Figuur 9 toont de afname van de totale bewolkingsgraad op aarde van 2002 t/m 2018, op basis van de meetdata van Advanced Very-High-Resolution Radiometer (AVHRR) instrumenten aan boord van Europese en Amerikaanse satellieten. De afname is ruim 1,2 W/m2, per decennium is dat 0,72 W/m2.

Fig.10    Bron: Climate4you/ISCCP

De  ISCCP data in figuur 10 maken een onderscheid tussen low, middle en high level clouds. De grafiek laat zien dat de bedekking van low level clouds, die netto sterk afkoelend werken, sinds de jaren ’80 met 4 % is afgenomen. Dat verklaart waarschijnlijk de afname van SW Out aan de TOA en bijgevolg de toename van SW Absorbed.

De onbalans in de CERES-data tussen SW Absorbed en LW Out liep tussen 2001 en 2020 op van 0,38 W/m2 naar 1,1 W/m2. Als we er van uitgaan dat voor elke W/m2 verandering in het verschil tussen inkomende en uitgaande straling en onder de voorwaarde dat alle andere factoren in ons klimaatsysteem gelijk blijven de oppervlaktetemperatuur op aarde met 0,3 K verandert (bron Ad Huijser), dan is de toename in de onbalans tussen 2001 en 2020 al goed voor 0,72 x 0,3 = 0,22 °C opwarming.

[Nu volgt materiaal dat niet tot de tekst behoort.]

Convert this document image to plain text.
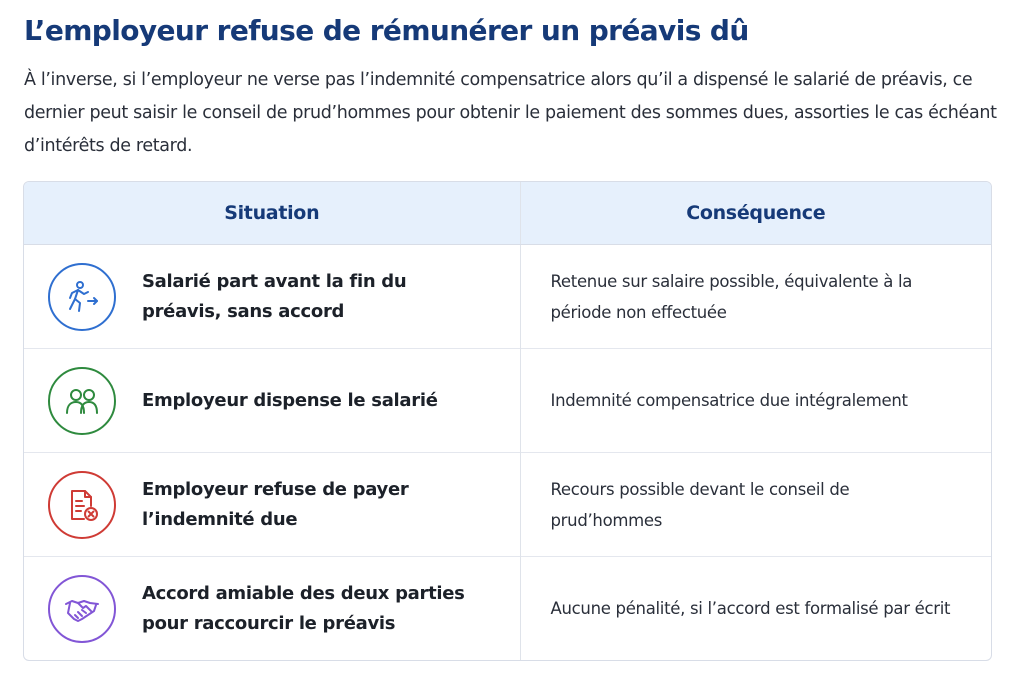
L’employeur refuse de rémunérer un préavis dû

À l’inverse, si l’employeur ne verse pas l’indemnité compensatrice alors qu’il a dispensé le salarié de préavis, ce dernier peut saisir le conseil de prud’hommes pour obtenir le paiement des sommes dues, assorties le cas échéant d’intérêts de retard.

Situation	Conséquence

Salarié part avant la fin du préavis, sans accord	Retenue sur salaire possible, équivalente à la période non effectuée

Employeur dispense le salarié	Indemnité compensatrice due intégralement

Employeur refuse de payer l’indemnité due	Recours possible devant le conseil de prud’hommes

Accord amiable des deux parties pour raccourcir le préavis	Aucune pénalité, si l’accord est formalisé par écrit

Fig.11    Bron: University of Washington (State)

Tot slot toont figuur 11 een  interessante grafiek van de invloed van low clouds, high clouds en clear skies op de atmosfeergradiënt, het verloop van de temperatuur met de hoogte. Let op het grote verschil in temperatuur-effect tussen lage (afkoelende) en hoge  (opwarmende) bewolking.  Tussen all sky (Average Cloud) (288 K, 15 °C) en clear skies (300 K) zit 12 K (12 °C) verschil. Dat betekent dat het netto effect van bewolking op de temperatuur aan het aardoppervlak afkoelend is. Het is daarom opmerkelijk dat vrijwel alle klimaatmodellen uitgaan van een netto opwarmend effect van wolken.